Monday, June 29, 2009

Explosives and family bonds

July 4th, like most major holidays, is a chance for my extended family to get together and enjoy each other. Mountains of food, rivulets of booze, the best old school music, and hilariously bad dancing; the women gossiping and catching up on each other's lives; and doting on the yearly crop of babies are usually the order of the day.

I may have mentioned this before, but the controlled chaos of my family's holiday get-togethers is soul-soothing. Not just because my extended family represents what black America is when its families work to support each other, but because my folks really know how to throw down. Dad and my uncle stay up all night roasting a whole hog--a tradition begun by my culinary wizard grandfather and carried on after his death.

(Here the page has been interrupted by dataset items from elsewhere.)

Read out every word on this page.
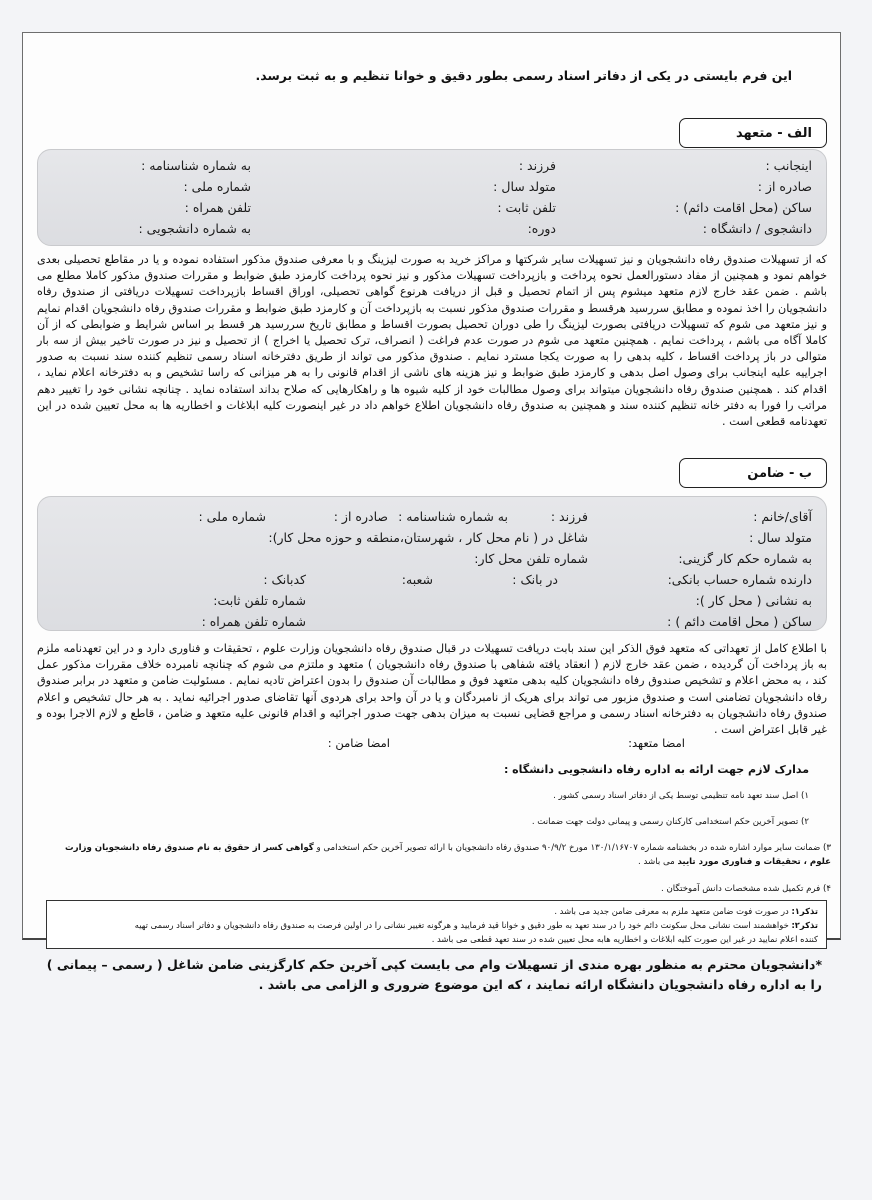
این فرم بایستی در یکی از دفاتر اسناد رسمی بطور دقیق و خوانا تنظیم و به ثبت برسد.
الف - متعهد
اینجانب :
فرزند :
به شماره شناسنامه :
صادره از :
متولد سال :
شماره ملی :
ساکن (محل اقامت دائم) :
تلفن ثابت :
تلفن همراه :
دانشجوی / دانشگاه :
دوره:
به شماره دانشجویی :
که از تسهیلات صندوق رفاه دانشجویان و نیز تسهیلات سایر شرکتها و مراکز خرید به صورت لیزینگ و با معرفی صندوق مذکور استفاده نموده و یا در مقاطع تحصیلی بعدی خواهم نمود و همچنین از مفاد دستورالعمل نحوه پرداخت و بازپرداخت تسهیلات مذکور و نیز نحوه پرداخت کارمزد طبق ضوابط و مقررات صندوق مذکور کاملا مطلع می باشم . ضمن عقد خارج لازم متعهد میشوم پس از اتمام تحصیل و قبل از دریافت هرنوع گواهی تحصیلی، اوراق اقساط بازپرداخت تسهیلات دریافتی از صندوق رفاه دانشجویان را اخذ نموده و مطابق سررسید هرقسط و مقررات صندوق مذکور نسبت به بازپرداخت آن و کارمزد طبق ضوابط و مقررات صندوق رفاه دانشجویان اقدام نمایم و نیز متعهد می شوم که تسهیلات دریافتی بصورت لیزینگ را طی دوران تحصیل بصورت اقساط و مطابق تاریخ سررسید هر قسط بر اساس شرایط و ضوابطی که از آن کاملا آگاه می باشم ، پرداخت نمایم . همچنین متعهد می شوم در صورت عدم فراغت ( انصراف، ترک تحصیل یا اخراج ) از تحصیل و نیز در صورت تاخیر بیش از سه بار متوالی در باز پرداخت اقساط ، کلیه بدهی را به صورت یکجا مسترد نمایم . صندوق مذکور می تواند از طریق دفترخانه اسناد رسمی تنظیم کننده سند نسبت به صدور اجراییه علیه اینجانب برای وصول اصل بدهی و کارمزد طبق ضوابط و نیز هزینه های ناشی از اقدام قانونی را به هر میزانی که راسا تشخیص و به دفترخانه اعلام نماید ، اقدام کند . همچنین صندوق رفاه دانشجویان میتواند برای وصول مطالبات خود از کلیه شیوه ها و راهکارهایی که صلاح بداند استفاده نماید . چنانچه نشانی خود را تغییر دهم مراتب را فورا به دفتر خانه تنظیم کننده سند و همچنین به صندوق رفاه دانشجویان اطلاع خواهم داد در غیر اینصورت کلیه ابلاغات و اخطاریه ها به محل تعیین شده در این تعهدنامه قطعی است .
ب - ضامن
آقای/خانم :
فرزند :
به شماره شناسنامه :
صادره از :
شماره ملی :
متولد سال :
شاغل در ( نام محل کار ، شهرستان،منطقه و حوزه محل کار):
به شماره حکم کار گزینی:
شماره تلفن محل کار:
دارنده شماره حساب بانکی:
در بانک :
شعبه:
کدبانک :
به نشانی ( محل کار ):
شماره تلفن ثابت:
ساکن ( محل اقامت دائم ) :
شماره تلفن همراه :
با اطلاع کامل از تعهداتی که متعهد فوق الذکر این سند بابت دریافت تسهیلات در قبال صندوق رفاه دانشجویان وزارت علوم ، تحقیقات و فناوری دارد و در این تعهدنامه ملزم به باز پرداخت آن گردیده ، ضمن عقد خارج لازم ( انعقاد یافته شفاهی با صندوق رفاه دانشجویان ) متعهد و ملتزم می شوم که چنانچه نامبرده خلاف مقررات مذکور عمل کند ، به محض اعلام و تشخیص صندوق رفاه دانشجویان کلیه بدهی متعهد فوق و مطالبات آن صندوق را بدون اعتراض تادیه نمایم . مسئولیت ضامن و متعهد در برابر صندوق رفاه دانشجویان تضامنی است و صندوق مزبور می تواند برای هریک از نامبردگان و یا در آن واحد برای هردوی آنها تقاضای صدور اجرائیه نماید . به هر حال تشخیص و اعلام صندوق رفاه دانشجویان به دفترخانه اسناد رسمی و مراجع قضایی نسبت به میزان بدهی جهت صدور اجرائیه و اقدام قانونی علیه متعهد و ضامن ، قاطع و لازم الاجرا بوده و غیر قابل اعتراض است .
امضا متعهد:
امضا ضامن :
مدارک لازم جهت ارائه به اداره رفاه دانشجویی دانشگاه :
۱) اصل سند تعهد نامه تنظیمی توسط یکی از دفاتر اسناد رسمی کشور .
۲) تصویر آخرین حکم استخدامی کارکنان رسمی و پیمانی دولت جهت ضمانت .
۳) ضمانت سایر موارد اشاره شده در بخشنامه شماره ۱۳۰/۱/۱۶۷۰۷ مورخ ۹۰/۹/۲ صندوق رفاه دانشجویان با ارائه تصویر آخرین حکم استخدامی و گواهی کسر از حقوق به نام صندوق رفاه دانشجویان وزارت علوم ، تحقیقات و فناوری مورد تایید می باشد .
۴) فرم تکمیل شده مشخصات دانش آموختگان .
تذکر۱: در صورت فوت ضامن متعهد ملزم به معرفی ضامن جدید می باشد .
تذکر۲: خواهشمند است نشانی محل سکونت دائم خود را در سند تعهد به طور دقیق و خوانا قید فرمایید و هرگونه تغییر نشانی را در اولین فرصت به صندوق رفاه دانشجویان و دفاتر اسناد رسمی تهیه
کننده اعلام نمایید در غیر این صورت کلیه ابلاغات و اخطاریه هابه محل تعیین شده در سند تعهد قطعی می باشد .
*دانشجویان محترم به منظور بهره مندی از تسهیلات وام می بایست کپی آخرین حکم کارگزینی ضامن شاغل ( رسمی – پیمانی )
را به اداره رفاه دانشجویان دانشگاه ارائه نمایند ، که این موضوع ضروری و الزامی می باشد .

Side dishes are represented by only the best of southern cooking: greens, cornbread, fresh cracklins, sweet potato pie...and sometimes my out-of-place but well-liked couscous salad. Holidays with my family remind me of why the family unit is so important: because we are reminded that our best times are spent with the people who love us unconditionally. And because we know our relatives can cook their asses off.

But what makes the Fourth of July unique is the fireworks. Not the big show the city puts on after sunset, but the bundles of home fireworks purchased at old gas stations and defunct hardware stores. My husband and my 14-year-old nephew have forged a bond that transcends race and age: they are friends and brothers in explosives. When Rob and I come home for the Fourth, they plan the day, eagerly looking for the best deals on firecrackers and screeching rockets, then rush back to my parents' house where the two of them blow shit up with childish glee. Soda cans and beer bottles crumple and shatter, and the man and the boy giggle uncontrollably together. Sometimes my dad even gets in on the act, tossing Black Cats and laughing as the sharp pops drive the birds from the tall trees. Watching the three of them is ridiculous and a little nervewracking and totally the reason I adore my family.

I get to watch my husband, my father, and my nephew do something that makes them completely equal and completely happy, together--three people with not much in common other than blood and marriage. And I can't wait to go home this weekend and be aggravated by all that fucking noise.